Im Dach des Wilhelmspalais sind Schadstoffe entdeckt worden. Die Bauarbeiten bleiben aber im Zeitplan, das Stadtmuseum soll 2017 eröffnen. Teile der ehemaligen Bibliothekseinrichtung lagern derweil im Stadtarchiv.

Klima/Nachhaltigkeit : Thomas Faltin (fal)

Stuttgart - Arg ramponiert sieht das denkmalgeschützte Wilhelmspalais derzeit aus: Die Fenster fehlen, das Dach ist an mehreren Stellen offen, und im Inneren liegen die groben Sandsteine der Außenwände blank da. Doch es kommt noch schlimmer: Bis Oktober wird das Dach komplett entfernt, dazu werden die Zwischengeschosse im Inneren entfernt – dann werden nur noch die vier Außenmauern des Gebäudes von Giovanni Salucci aus dem Jahr 1840 stehen bleiben.

 

So will es der Plan für den Umbau des Stadtsitzes von König Wilhelm II. und der späteren Stadtbücherei – Mitte 2017 wird das neue Stuttgarter Stadtmuseum in dem Gebäude eröffnen. „Wir liegen jetzt im Zeitplan“, sagt Anja Dauschek, die Leiterin des Planungsstabes, erleichtert. Das ist nicht selbstverständlich, da jetzt auch im Dach Schadstoffe gefunden worden sind – deshalb die teilweise entfernten Ziegel. Die Entdeckung von Asbest in den Verfugungen der Fenster war im vergangenen Dezember einer der Gründe gewesen, dass die Eröffnung um fast ein Jahr verschoben werden musste. Auch die Kosten hatten sich dadurch um zwei Millionen Euro auf jetzt 38,3 Millionen Euro erhöht.

Teile der ehemaligen Bibliothekseinrichtung sind eingelagert

Das ursprüngliche Wilhelmspalais bleibt also erhalten, dasjenige der 1950er Jahre geht dagegen unter – aber doch nicht ganz. Anja Dauschek und ihr Team haben vor dem Beginn der Abriss- und Umbauarbeiten im vergangenen Herbst vieles gerettet, was einen historischen Wert besitzt oder was zumindest die Atmosphäre der alten Stadtbücherei in Teilen bewahrt. Dazu gehört ein Bücherregal und ein Karteikasten – beides eigentlich potthässlich, doch dokumentieren diese Möbel die Bücherei in den 1960er Jahren.

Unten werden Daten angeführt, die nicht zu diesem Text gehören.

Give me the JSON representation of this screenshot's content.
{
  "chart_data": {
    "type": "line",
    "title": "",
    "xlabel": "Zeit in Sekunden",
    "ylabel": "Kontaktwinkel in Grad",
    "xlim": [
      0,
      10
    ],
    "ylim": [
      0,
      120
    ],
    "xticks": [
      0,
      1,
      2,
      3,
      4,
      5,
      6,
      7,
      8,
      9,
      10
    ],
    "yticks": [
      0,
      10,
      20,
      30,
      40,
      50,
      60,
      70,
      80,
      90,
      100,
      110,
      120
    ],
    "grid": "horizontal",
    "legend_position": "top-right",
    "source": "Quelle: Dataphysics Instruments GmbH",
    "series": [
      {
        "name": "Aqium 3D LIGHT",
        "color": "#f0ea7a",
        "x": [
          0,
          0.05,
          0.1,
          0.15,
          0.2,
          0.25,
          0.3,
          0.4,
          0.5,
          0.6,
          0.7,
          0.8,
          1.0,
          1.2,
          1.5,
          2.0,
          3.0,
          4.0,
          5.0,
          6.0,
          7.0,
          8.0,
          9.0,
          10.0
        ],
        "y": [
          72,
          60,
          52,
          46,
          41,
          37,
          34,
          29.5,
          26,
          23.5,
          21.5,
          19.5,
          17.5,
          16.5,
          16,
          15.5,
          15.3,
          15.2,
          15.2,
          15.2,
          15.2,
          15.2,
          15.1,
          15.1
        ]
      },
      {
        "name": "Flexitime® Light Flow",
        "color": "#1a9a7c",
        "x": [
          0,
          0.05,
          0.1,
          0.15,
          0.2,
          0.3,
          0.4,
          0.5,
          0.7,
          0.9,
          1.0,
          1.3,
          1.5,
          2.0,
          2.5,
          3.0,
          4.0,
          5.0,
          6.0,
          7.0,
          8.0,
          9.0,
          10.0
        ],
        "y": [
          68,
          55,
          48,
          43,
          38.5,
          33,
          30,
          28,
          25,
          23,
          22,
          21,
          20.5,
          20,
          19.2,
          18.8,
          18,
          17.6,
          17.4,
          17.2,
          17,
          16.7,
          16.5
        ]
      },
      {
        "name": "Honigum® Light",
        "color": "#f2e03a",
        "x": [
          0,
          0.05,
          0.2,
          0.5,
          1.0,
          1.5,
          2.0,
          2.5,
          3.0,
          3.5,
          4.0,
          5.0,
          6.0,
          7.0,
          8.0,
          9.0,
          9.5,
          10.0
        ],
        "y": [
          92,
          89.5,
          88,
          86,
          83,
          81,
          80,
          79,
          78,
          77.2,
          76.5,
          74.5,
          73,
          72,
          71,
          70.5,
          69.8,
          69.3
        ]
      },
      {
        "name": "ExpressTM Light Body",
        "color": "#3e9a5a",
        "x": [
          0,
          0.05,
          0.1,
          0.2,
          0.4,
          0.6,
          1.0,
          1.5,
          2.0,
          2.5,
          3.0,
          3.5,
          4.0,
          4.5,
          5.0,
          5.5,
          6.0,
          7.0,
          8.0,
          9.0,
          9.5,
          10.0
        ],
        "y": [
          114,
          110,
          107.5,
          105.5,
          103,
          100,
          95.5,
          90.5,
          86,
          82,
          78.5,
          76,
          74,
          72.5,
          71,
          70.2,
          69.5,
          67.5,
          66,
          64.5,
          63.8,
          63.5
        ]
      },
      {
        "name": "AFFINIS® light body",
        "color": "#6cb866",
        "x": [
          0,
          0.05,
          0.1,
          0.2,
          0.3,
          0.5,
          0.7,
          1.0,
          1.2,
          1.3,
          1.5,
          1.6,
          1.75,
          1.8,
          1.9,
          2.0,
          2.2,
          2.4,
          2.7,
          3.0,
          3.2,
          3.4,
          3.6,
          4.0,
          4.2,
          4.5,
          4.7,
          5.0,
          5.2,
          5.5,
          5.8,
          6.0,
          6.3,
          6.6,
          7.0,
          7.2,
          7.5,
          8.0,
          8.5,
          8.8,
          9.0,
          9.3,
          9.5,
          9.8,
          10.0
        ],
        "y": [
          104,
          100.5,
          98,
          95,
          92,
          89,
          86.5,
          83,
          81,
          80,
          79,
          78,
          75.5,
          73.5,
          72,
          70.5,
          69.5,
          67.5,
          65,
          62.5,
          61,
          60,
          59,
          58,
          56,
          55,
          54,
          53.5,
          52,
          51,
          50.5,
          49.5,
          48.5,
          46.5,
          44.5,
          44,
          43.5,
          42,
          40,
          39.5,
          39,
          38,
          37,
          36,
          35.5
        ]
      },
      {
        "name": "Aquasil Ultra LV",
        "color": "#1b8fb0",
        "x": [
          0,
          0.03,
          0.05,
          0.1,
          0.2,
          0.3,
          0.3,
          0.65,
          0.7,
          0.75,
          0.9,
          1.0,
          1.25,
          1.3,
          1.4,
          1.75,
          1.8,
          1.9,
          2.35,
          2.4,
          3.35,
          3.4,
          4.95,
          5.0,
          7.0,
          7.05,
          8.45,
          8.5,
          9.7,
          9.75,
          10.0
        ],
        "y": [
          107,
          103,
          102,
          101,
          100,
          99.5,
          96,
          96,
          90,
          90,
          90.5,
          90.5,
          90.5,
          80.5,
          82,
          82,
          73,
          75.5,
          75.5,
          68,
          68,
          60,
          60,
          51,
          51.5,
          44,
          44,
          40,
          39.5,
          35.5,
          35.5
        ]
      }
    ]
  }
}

Auch eine Schreibmaschine von Arnulf Klett, die sich im Wilhelmspalais befand, viele Lampen, Türgriffe, ein graues Telefon mit Wählscheibe und die schweren Metalltüren des Max-Bense-Saales wanderten in das Depot des Stadtmuseums in Bad Cannstatt. Ja sogar zehn Quadratmeter der Travertinwände wurden abmontiert und eingelagert. „Es ist für uns sehr wichtig, dass wir die Geschichte des Gebäudes dokumentieren“, so Dauschek.

Aus des Königs Zeiten ist dagegen fast nichts erhalten – die existierenden Fotos sind naturgemäß in Schwarz-Weiß gehalten, so dass man nicht einmal mehr genau sagen könne, ob Wilhelm II. grüne oder rote Vorhänge hatte, so die Leiterin. Umso glücklicher ist Anja Dauschek, dass man zwei Stühle aus Privatbesitz ergattern konnte, die mit großer Sicherheit zum Mobiliar des Wilhelmspalais gehörten – da saß vielleicht einmal der König drauf.

Eine Puppenstube mit anthroposophischem Mobiliar

Daneben ist das Stadtmuseum kontinuierlich dabei, Einzelobjekte für die Dauerausstellung zu erwerben. So konnte bei einer Antiquariatsmesse mit finanzieller Hilfe der Mahle-Stiftung eine nicht ganz billige Puppenstube aus Stuttgart ersteigert werden, die mit anthroposophischem Mobiliar ausgestattet ist – die Stühle und Tische sind originalen Möbeln nachempfunden. Mit einem solchen Objekt könne man die wichtige Geschichte der Anthroposophie in Stuttgart erzählen, so Dauschek – wie überhaupt das Stadtmuseum nur Gegenstände sammelt, die eine Geschichte über Menschen und deren Tun und Denken erzählen können. Sonst bleiben alle Objekte tot.

Die Stuttgarter Bürger seien dem Stadtmuseum im Übrigen dabei sehr behilflich; fast täglich kämen Angebote. Zuletzt hat das Stadtmuseum einen Seesack aus dem Ersten Weltkrieg und eine Sammlung mit Kitschgegenständen aus Stuttgart geschenkt bekommen.